45. Au-dessus d’eux sont placés des milliers de kôtis de parasols et de drapeaux, rares et faits des sept substances précieuses ; ils s’élèvent à la hauteur de cinq mille Yôdjanas complets, et ont une circonférence de deux mille Yôdjanas.

46. Ils sont toujours embellis d’étendards ; on y entend toujours le bruit d’une foule de clochettes ; les hommes, les Maruts, les Yakchas et les Râkchasas leur rendent perpétuellement un culte avec des offrandes de fleurs, de parfums, et au bruit des instruments.

47. Voilà le culte que les fils de Sugata font rendre dans le monde aux reliques des Djinas par lesquelles sont embellis les dix points de l’espace, comme ils le seraient par des Pâridjâtas tout en fleurs.

48. Du lieu où je suis, je vois les nombreux kôtis d’êtres [habitant ces mondes ; je vois] tout cela, ainsi que le monde avec les Dêvas, qui est couvert de fleurs ; [c’est que] ce rayon unique à été lancé par le Djina.

49. Ah ! qu’elle est grande la puissance du Chef des hommes ! Ah ! que sa science est immense, parfaite, pour qu’un rayon unique, aujourd’hui lance par lui dans le monde, fasse voir plusieurs milliers de terres [de Buddha] !
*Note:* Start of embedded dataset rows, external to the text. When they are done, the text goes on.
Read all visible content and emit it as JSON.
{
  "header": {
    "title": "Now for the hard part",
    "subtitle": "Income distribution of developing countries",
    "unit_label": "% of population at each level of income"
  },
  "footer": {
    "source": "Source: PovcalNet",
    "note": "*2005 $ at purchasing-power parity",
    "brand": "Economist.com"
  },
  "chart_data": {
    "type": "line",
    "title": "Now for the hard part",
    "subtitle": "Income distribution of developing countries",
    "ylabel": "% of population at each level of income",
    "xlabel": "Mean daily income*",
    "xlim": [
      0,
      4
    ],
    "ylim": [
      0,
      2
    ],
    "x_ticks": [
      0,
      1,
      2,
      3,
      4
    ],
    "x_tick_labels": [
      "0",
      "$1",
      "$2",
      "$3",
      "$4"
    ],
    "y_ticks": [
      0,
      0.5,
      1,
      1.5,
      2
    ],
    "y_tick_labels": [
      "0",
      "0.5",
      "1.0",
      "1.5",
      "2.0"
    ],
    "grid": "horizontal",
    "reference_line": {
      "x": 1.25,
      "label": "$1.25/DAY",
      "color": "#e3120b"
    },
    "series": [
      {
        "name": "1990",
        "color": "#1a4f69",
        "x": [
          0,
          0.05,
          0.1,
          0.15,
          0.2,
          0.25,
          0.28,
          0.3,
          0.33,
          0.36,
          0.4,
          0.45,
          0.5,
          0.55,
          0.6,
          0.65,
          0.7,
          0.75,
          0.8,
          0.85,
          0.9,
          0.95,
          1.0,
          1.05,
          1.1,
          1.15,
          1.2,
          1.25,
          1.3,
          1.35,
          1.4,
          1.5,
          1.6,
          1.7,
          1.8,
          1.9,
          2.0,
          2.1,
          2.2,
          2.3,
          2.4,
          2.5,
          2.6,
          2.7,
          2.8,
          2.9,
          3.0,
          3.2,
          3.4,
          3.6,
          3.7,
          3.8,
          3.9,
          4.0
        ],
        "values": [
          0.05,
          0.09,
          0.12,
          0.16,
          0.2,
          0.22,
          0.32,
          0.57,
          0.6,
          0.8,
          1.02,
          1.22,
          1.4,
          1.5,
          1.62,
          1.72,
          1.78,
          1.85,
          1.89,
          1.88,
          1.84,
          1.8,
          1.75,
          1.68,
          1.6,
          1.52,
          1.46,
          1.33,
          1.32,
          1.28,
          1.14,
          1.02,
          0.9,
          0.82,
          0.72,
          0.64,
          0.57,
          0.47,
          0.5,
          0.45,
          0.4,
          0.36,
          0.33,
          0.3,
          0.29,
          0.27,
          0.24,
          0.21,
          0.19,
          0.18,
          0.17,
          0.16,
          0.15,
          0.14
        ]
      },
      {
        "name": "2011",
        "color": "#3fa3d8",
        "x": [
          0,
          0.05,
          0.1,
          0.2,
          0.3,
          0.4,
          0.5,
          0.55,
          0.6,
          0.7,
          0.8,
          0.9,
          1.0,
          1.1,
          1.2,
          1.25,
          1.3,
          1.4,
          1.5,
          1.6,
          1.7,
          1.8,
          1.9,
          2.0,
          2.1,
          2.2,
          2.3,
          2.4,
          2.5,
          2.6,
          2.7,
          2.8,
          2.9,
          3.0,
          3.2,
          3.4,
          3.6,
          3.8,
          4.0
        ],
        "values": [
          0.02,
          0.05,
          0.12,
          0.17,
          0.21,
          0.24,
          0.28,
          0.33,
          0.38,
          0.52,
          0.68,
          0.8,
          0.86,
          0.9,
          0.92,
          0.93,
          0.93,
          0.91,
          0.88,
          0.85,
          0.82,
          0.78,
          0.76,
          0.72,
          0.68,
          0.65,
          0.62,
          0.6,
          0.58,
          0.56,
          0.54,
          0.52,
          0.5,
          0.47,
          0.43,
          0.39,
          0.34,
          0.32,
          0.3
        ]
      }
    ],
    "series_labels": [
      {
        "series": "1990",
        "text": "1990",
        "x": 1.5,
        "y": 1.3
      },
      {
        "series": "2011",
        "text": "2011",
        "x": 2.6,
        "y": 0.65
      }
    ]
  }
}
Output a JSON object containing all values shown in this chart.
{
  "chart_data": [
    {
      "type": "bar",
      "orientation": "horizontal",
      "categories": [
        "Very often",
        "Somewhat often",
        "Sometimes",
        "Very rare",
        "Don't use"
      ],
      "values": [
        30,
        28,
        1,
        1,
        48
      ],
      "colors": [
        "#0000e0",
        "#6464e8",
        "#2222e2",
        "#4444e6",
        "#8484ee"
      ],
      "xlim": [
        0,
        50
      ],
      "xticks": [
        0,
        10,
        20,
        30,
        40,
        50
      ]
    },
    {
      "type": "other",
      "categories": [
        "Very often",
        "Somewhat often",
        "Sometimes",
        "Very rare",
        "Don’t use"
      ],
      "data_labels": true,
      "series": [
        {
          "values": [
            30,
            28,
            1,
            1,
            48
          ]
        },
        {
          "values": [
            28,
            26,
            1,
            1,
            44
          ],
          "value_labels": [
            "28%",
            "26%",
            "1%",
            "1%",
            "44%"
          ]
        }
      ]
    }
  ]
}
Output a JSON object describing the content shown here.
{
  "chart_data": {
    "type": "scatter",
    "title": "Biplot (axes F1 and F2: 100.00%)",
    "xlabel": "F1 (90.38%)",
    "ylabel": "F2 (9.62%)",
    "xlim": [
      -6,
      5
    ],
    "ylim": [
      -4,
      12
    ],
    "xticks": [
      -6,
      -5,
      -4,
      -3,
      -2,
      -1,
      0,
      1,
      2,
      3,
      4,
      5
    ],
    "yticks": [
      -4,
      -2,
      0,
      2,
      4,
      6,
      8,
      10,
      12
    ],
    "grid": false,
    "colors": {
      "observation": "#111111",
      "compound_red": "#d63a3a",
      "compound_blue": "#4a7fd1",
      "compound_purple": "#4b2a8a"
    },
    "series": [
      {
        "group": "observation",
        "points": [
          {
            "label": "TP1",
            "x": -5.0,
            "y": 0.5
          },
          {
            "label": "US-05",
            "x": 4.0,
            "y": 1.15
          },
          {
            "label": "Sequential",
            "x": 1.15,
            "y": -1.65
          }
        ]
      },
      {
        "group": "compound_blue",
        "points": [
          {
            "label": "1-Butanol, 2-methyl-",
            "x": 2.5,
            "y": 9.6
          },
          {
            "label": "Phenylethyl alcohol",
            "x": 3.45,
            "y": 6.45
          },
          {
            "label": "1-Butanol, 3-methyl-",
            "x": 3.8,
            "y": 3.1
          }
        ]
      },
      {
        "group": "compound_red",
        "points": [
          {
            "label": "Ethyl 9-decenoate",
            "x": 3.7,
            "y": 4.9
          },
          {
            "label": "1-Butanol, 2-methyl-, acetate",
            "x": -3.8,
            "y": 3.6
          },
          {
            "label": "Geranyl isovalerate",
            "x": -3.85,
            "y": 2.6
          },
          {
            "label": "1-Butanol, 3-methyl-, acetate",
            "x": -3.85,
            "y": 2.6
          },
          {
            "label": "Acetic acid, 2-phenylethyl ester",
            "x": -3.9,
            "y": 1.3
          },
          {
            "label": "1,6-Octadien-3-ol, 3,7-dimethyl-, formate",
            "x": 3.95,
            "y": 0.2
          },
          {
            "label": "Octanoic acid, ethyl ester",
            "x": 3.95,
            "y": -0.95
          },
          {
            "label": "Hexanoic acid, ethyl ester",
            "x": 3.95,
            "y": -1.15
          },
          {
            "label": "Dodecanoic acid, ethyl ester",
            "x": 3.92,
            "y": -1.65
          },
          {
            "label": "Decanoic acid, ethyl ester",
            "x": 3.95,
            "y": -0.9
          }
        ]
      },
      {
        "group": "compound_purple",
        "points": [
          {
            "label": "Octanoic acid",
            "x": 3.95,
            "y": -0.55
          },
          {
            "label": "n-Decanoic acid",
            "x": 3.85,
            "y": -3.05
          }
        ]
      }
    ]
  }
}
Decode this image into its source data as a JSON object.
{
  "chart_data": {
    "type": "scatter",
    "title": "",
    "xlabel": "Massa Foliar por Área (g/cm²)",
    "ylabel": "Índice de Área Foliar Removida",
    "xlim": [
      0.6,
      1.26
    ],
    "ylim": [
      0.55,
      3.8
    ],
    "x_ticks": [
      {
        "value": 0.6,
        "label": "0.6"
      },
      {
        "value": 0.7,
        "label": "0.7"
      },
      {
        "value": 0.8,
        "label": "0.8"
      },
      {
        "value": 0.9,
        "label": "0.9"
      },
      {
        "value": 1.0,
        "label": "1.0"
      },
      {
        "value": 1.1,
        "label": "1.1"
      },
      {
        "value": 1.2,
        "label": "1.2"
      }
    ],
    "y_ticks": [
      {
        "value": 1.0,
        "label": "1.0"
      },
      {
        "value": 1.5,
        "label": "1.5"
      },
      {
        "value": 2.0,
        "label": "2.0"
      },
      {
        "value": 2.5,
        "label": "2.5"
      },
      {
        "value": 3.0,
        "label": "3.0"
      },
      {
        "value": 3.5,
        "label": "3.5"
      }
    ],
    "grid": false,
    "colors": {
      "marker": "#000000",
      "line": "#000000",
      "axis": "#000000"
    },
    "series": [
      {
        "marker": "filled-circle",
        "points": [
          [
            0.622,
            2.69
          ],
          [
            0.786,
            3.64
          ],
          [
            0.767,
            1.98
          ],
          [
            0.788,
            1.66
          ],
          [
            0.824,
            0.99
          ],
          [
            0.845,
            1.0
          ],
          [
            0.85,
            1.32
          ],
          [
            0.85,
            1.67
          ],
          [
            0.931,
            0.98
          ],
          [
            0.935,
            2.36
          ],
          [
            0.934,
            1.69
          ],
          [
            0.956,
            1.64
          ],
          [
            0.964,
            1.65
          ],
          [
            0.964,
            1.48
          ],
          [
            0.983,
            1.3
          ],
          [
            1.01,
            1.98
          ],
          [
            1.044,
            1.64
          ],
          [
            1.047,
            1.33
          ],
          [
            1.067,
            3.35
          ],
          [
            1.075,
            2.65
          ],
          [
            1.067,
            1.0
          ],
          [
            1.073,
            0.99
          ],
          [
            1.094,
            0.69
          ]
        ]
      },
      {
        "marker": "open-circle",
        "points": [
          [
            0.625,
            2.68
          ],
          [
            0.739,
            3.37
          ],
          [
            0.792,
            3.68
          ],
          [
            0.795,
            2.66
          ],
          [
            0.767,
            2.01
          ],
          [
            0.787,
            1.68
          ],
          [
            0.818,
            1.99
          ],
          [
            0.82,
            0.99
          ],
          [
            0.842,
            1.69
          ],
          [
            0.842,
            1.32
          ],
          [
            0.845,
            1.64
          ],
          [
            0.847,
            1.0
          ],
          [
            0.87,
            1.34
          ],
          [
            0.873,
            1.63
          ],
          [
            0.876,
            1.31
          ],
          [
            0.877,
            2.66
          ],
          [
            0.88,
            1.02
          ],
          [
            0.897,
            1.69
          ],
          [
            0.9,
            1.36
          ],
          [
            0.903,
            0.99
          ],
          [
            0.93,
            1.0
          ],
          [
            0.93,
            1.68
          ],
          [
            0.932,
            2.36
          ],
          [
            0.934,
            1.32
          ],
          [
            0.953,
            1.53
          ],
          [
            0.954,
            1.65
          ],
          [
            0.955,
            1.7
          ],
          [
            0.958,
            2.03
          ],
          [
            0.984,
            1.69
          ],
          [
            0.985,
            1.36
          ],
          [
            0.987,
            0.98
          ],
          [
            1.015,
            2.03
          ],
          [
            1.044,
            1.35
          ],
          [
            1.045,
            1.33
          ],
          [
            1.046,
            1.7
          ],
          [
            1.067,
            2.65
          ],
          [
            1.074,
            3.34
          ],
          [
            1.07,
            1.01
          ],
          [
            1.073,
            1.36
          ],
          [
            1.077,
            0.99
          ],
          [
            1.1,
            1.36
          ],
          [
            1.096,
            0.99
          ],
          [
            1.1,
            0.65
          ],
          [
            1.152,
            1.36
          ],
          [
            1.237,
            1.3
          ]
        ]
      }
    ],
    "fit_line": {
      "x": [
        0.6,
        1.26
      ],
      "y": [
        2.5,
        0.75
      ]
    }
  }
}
50. Nous sommes frappés de surprise en voyant ce prodige, cette merveille étonnante et sans exemple ; dis-m’en la cause, ô Mandjusvara ! les fils du Buddha éprouvent de la curiosité.

51. Les quatre assemblées ont l’esprit attentif, ô héros ! elles ont les yeux fixés sur toi et sur moi ; fais naître la joie [en elles] ; fais cesser leur incertitude ; explique-leur l’avenir, ô fils du Sugata !

52. Pour quelle cause une splendeur de ce genre a-t-elle été produite aujourd’hui par le Sugata ? Ah ! qu’elle est grande la puissance du Chef des hommes ! Ah ! que sa science est immense, accomplie,

53. Pour qu’un rayon unique, aujourd’hui lancé par lui dans le monde, fasse voir plusieurs milliers de terres [de Buddha] ! Il faut qu’il y ait un motif pour que cet immense rayon ait été lancé ici.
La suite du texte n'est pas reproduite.